What about the huge hardware overhead of all the recent Microsoft operating systems? Will there be any reversal of the trend to bloat? That would be a plus for many small businesses who can't afford to beef up their hardware any time soon.

IMHO

Fat Pop Do Wop 1 February, 2010 20:33
Reply

He sounds more like a politician than an executive, side stepping the questions, changing the subject, etc. Maybe they are waiting to see what Jobs & Company do so they can imitate. If they continue on their present path, Google, Apple, & Linux will overrun them.

ator1940 2 February, 2010 11:55
Reply

MSFT Alex

It's understood that company people have to rally support, but with all the innovation coming from Google, Apple, & Linux, MS is having a hard time trying to keep up with everybody. Even by forcing people to pay for windows on a new computer purchase, there is no guarantee that it will be used. A lot of those computers have their hard drives reformatted and changed to a Linux box. My laptops, and netbooks have all been switched to Linux, and I have given live CD's to people at work and many of them have switched, because of security, speed, and ease of use.

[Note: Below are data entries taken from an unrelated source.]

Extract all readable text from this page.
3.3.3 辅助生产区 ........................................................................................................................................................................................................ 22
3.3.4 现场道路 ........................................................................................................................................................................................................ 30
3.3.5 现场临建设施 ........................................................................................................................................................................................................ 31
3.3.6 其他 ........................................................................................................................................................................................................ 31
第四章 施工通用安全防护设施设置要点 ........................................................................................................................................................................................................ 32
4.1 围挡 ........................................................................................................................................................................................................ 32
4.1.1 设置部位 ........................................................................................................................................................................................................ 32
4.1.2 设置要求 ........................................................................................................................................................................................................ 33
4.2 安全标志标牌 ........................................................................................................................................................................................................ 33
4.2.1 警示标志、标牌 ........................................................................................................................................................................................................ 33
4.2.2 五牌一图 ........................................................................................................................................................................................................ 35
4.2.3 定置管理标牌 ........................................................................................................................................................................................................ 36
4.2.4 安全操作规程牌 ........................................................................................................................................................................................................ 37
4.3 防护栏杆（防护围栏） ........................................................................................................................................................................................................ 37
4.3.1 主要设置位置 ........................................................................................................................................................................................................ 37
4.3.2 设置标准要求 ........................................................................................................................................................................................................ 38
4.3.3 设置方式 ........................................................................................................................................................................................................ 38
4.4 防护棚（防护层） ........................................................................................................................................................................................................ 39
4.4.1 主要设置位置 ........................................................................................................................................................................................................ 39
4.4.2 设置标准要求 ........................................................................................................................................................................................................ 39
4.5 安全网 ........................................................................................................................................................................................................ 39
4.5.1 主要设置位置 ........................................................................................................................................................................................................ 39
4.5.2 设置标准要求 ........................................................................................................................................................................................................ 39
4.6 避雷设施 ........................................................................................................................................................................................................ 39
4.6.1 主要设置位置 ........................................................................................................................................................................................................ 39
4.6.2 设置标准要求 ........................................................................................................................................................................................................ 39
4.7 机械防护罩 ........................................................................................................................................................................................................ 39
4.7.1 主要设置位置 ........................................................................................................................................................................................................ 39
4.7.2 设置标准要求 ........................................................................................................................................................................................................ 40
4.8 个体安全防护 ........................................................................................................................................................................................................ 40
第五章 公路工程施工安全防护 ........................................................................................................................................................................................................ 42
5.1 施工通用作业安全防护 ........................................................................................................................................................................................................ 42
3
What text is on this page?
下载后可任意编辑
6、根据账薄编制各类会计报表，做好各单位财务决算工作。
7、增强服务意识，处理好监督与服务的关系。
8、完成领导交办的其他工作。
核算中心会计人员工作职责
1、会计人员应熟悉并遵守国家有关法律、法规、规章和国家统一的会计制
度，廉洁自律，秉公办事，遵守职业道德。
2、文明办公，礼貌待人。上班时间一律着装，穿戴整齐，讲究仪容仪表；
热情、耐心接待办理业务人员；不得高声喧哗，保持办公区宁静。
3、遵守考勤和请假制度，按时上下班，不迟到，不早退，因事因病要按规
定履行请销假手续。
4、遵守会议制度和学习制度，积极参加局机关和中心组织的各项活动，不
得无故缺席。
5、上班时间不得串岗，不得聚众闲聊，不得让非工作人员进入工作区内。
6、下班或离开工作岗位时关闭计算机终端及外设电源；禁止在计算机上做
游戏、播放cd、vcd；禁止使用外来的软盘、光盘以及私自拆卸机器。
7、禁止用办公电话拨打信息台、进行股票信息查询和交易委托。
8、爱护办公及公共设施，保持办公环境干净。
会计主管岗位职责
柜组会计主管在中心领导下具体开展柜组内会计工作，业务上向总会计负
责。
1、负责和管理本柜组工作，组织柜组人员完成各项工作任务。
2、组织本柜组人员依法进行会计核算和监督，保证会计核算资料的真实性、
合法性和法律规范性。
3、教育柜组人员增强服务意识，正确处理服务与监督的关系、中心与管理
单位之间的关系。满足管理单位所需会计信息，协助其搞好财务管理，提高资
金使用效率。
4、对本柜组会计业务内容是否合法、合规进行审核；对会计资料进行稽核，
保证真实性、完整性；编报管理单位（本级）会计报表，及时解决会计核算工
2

ator1940 2 February, 2010 12:13
Reply

Nice interview, and it just reminded me that google have blown a great chance to have created a fully functional and maybe great operating system. It too along with Linux, Mac and Windows could have been tapping the ever improving hardware that we have constantly hoisted upon ourselves. Instead all we'll get is a bunch of dusty hardware sitting on shelves that people became tired of. Maybe a future version will be an OS with some decent functionality.

roger andre 2 February, 2010 23:25
Reply

Actually as Pop pointed out the Microsoft rep/salesman really didn't address any of the substantial issues raised. As I think back, every freaking interview I've read where the interview target was a MS mouthpiece, semantic noise & double-speak nothingness is the result.

Windows means not committing to anything new, taking the "safe" path, letting someone else innovate first and then buying or stealing their ideas.